It was a big week for startup DuckDuckGo when Apple announced at its WWDC event this week that it would include the privacy-promising search engine as a default option in the Safari browser for the next version of the Mac OS and iOS.

While DuckDuckGo CEO and founder Gabe Weinberg couldn’t discuss details of the deal with Apple in an interview with The Privacy Advisor, he did say it’s a milestone for a little startup like his.

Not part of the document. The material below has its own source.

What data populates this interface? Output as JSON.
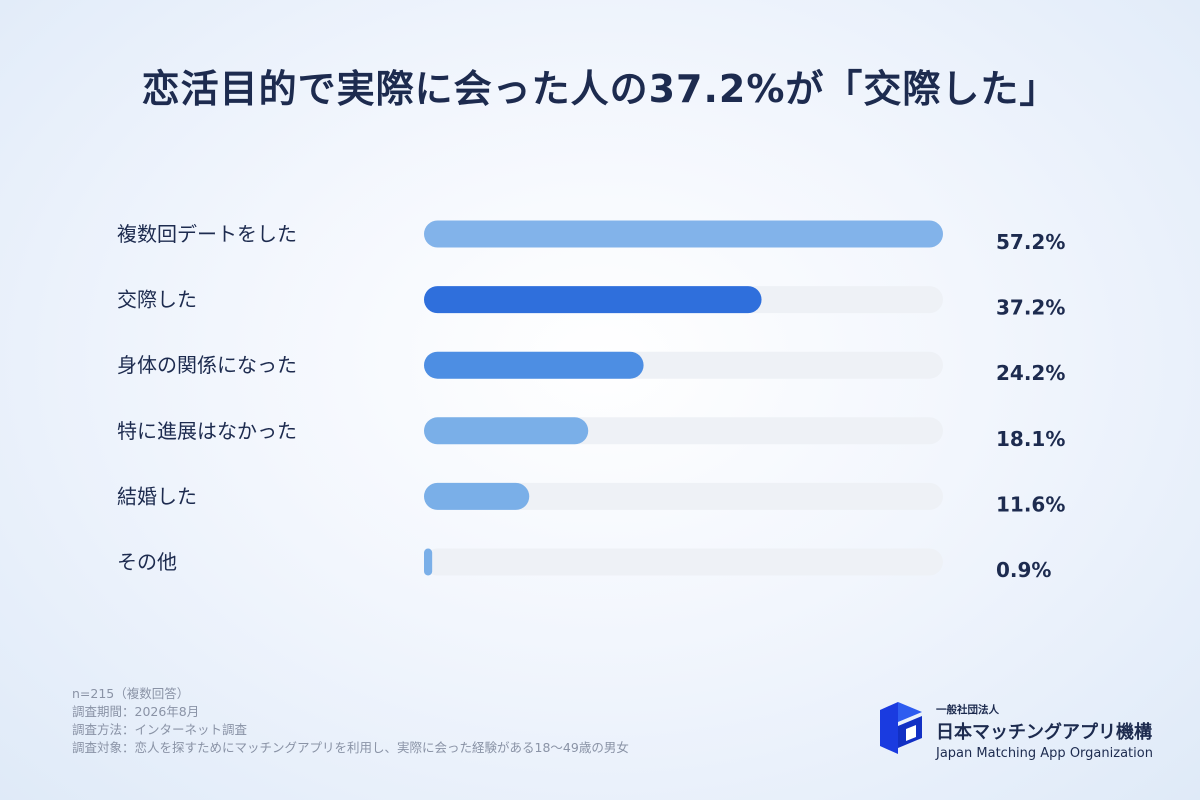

“We’re completely thrilled to be a part of Safari,” he said. “We’ve been trying to break into the top four browsers since we started. It was a major milestone for us.” And potentially a milestone for privacy as a business driver.
Weinberg started the search engine in late 2007 in an effort to simply build users a better search experience by developing an open source platform that allowed “anyone in the world” to contribute to the answers returned to a users’ search query. He hoped to provide smarter answers with less spam. Noticing that there are thousands of sites dedicated to very specific categories—Yelp for restaurant reviews, Rotten Tomatoes for movies, etc.—and while other search engines were taking a closed approach in which they were buying user data from other companies in order to market to them better, DuckDuckGo set out to take the opposite approach.

“Which is to have our users tell us the best site for different sources for different searches and putting those answers above the search results,” Weinberg said. That’s a win-win because users “get better answers for all kinds of topics” and the sites get the user traffic.

At the end of 2008, the Pennsylvania-based search engine launched, and shortly thereafter, Weinstein started getting questions about privacy. Questions like, “What kind of personal information are you storing and for how long?” Weinstein recalls. It was something he hadn’t really thought about until then.

In the early years, Weinstein—who now leads a staff of about 20 people—worked alone and was self-funded. He did some investigating on his own and decided that search engine privacy really wasn’t being addressed in the market offerings. Sure, most of the personal information posted to the Web was posted to social networking sites. But people were choosing to post that information. On search engines, he said, users were typing in what they sometimes didn’t even realize was revealingly personal; terms on their health or financial questions, for example.

In addition to that, Weinstein said, search engines were increasingly handing that data over to the government and marketers and he saw that freaked some users out.

“People don’t like to be tracked,” he said. As such, DuckDuckGo doesn’t track users whatsoever. But how can a search engine make money in a Web ecosystem where so many advertising dollars are exchanged based on knowing where users eyeballs are falling?

“Not tracking doesn’t impact the business model because advertising is based on key search terms and not the people themselves,” Weinstein said.

So, for example, if a user types in a search on “shoes,” a targeted ad appears from some shoe company. But all users are shown the same search results.

“It’s a myth that you need to attract people to make money,” Weinstein said of DuckDuckGo’s business model. “The other companies are tracking you for other reasons—because they run ad networks where they need that information to follow you around the Internet, whereas we just focus on Web search areas, and we are able to target ads to them just based on that.”

Then the Snowden revelations hit last summer, and Weinstein’s little company blew up.

“We did a little over a billion searches last year, and we’ve grown a little over 300 percent since last summer,” Weinstein said.

Now, there is the deal with Apple.

While he can’t discuss the role that privacy played in the agreement, Weinstein said he’s confident the experience DuckDuckGo is able to provide users, with its focus on smart answers and privacy, will be well received by the potentially millions of new users the deal with Apple is likely to bring.

The company’s greatest problem has been getting the word out, Weinstein said. Apple might be able to help with that, a bit: “Getting in with Safari is a major step in the right direction.”